Désormais plein comme un oeuf, le Zénith baigne dans le silence.
On écoute le médecin Jacques Testard, le peintre Gérard Fromanger
(qui cite Picasso), Sapho (qui chante Léo Ferré), le metteur en
scène Jean-Pierre Vincent : «Il faut voter le 5 mai, voter Chirac
massivement. Allez-y à reculons, allez-y de travers, mais allez-y.»
Les applaudissements ont remplacé les huées d'abord entendues à
la mention de cette consigne de vote. Désormais, tout le monde est
acquis au refrain, successivement repris par Charlotte Silvera,
Paula Jacques ou Didier Daeninckx («Dans ces circonstances, le
vote blanc, c'est le vote "petit blanc"»), le groupe de musique
yiddish Klez («J'irai voter Chirac avec une pince à linge sur le
nez et un gant Mappa»). Il y a des orateurs pour qui ça passe
moins explicitement, tels le compositeur Pascal Dusapin ou la
réalisatrice Coline Serreau : «Au nom de mes cosyndiqués, je vous
appelle à faire barrage par tous les moyens à Le Pen.»
Insécurité sociale. Au gré des discours, les mises au
point salutaires et les citations coups de poing s'enchaînent. Ainsi
Didier Daeninckx : «Sur 1 200 meurtres annuels, la moitié sont
passionnels. L'endroit le plus dangereux n'est pas les cités de
banlieue, mais une chambre à coucher ordinaire, et la plus
effroyable insécurité, c'est l'insécurité sociale. Les accidents du
travail tuent plus que les assassins.» Ou Viviane Forrester :
«Ce n'est pas le moment d'avoir des états d'âme, le 5 mai, ce
n'est pas voter pour Chirac, mais c'est voter contre Le Pen.»

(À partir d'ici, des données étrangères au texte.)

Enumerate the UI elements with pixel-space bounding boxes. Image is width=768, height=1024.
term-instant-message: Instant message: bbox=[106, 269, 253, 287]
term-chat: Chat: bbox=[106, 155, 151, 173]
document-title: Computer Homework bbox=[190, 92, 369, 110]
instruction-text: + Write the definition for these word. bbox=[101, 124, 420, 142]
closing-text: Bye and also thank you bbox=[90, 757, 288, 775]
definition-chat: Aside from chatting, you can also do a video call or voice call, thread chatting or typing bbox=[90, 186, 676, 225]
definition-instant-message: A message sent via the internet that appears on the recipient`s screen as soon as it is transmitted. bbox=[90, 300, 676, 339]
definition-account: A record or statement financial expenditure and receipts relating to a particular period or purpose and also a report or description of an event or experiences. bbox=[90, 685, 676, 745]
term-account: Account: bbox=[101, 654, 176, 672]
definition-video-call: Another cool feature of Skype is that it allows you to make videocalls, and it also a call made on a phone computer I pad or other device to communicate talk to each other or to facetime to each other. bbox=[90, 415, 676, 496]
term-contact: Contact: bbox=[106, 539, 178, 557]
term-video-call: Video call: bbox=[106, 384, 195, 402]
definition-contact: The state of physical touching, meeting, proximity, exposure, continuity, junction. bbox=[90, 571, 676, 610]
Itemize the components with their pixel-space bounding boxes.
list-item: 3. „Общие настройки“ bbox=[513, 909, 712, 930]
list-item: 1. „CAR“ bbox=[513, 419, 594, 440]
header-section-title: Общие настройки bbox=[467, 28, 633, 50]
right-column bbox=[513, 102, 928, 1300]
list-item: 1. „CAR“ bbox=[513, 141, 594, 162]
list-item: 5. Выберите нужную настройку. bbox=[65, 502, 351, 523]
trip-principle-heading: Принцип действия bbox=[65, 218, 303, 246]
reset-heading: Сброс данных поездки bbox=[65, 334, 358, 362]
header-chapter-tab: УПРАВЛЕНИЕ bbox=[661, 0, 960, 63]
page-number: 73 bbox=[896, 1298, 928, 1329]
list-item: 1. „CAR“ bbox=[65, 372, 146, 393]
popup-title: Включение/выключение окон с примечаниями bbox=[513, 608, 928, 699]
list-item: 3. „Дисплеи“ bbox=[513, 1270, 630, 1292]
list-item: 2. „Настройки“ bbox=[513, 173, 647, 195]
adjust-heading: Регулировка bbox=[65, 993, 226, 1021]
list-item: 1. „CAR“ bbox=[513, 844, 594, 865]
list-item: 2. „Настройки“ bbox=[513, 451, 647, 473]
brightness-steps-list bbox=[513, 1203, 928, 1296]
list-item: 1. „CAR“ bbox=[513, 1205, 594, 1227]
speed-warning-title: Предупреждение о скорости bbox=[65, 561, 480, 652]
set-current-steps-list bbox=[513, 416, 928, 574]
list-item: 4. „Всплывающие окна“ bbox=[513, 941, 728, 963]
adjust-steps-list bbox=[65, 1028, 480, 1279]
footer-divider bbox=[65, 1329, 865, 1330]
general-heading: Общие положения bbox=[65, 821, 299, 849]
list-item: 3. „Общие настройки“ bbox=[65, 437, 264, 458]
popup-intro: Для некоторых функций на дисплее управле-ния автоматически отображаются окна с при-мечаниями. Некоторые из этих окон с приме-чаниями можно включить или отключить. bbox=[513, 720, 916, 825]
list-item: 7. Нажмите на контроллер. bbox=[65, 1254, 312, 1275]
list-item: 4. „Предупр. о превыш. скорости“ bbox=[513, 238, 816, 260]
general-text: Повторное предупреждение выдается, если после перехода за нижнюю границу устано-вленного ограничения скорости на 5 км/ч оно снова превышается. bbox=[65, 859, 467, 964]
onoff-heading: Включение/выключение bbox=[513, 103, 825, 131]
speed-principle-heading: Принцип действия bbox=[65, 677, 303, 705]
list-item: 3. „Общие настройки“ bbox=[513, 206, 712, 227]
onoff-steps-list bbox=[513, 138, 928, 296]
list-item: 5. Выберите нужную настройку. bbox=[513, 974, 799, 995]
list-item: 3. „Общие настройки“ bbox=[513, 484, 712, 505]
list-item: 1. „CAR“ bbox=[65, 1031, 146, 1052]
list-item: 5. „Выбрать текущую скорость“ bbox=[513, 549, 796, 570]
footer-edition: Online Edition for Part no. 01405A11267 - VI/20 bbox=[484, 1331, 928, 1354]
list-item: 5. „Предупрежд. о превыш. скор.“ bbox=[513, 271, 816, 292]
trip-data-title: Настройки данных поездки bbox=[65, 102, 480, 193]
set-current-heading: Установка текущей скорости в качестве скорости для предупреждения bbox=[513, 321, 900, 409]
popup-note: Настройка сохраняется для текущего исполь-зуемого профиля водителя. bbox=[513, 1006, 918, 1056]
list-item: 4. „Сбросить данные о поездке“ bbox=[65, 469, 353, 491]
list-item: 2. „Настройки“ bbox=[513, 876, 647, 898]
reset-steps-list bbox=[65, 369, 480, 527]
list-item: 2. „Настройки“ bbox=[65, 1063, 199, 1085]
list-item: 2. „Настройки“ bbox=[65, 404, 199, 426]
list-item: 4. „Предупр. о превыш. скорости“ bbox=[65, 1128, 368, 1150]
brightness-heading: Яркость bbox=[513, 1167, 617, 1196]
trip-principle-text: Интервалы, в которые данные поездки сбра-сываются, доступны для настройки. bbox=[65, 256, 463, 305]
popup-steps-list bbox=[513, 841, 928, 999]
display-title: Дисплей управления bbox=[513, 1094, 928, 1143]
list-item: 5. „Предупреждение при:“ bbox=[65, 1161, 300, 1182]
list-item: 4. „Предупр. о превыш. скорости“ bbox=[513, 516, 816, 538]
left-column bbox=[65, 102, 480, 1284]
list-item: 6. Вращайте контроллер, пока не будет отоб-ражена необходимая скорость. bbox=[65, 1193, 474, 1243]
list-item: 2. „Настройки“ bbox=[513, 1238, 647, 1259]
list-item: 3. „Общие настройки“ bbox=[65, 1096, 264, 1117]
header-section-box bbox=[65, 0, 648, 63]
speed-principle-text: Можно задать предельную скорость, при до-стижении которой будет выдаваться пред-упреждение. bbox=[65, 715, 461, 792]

Dans la salle, Robert Guédigian, à l'écart, glisse à sa voisine :
«Et, en plus, on est obligés d'applaudir à tout rompre pour
Chirac !» Paula Jacques rappelle : «Si Hitler a pris le
pouvoir avec 33 %, c'est parce que des coeurs sensibles ont refusé
de s'allier avec d'autres coeurs sensibles pour lui barrer la
route.» Le Zénith déborde, ça va bientôt être l'heure de Manu
Dibango, Souad Massi, la Grande Sophie, Thomas Fersen, Lulendo... La
cause est entendue, la culture est anti-Le Pen.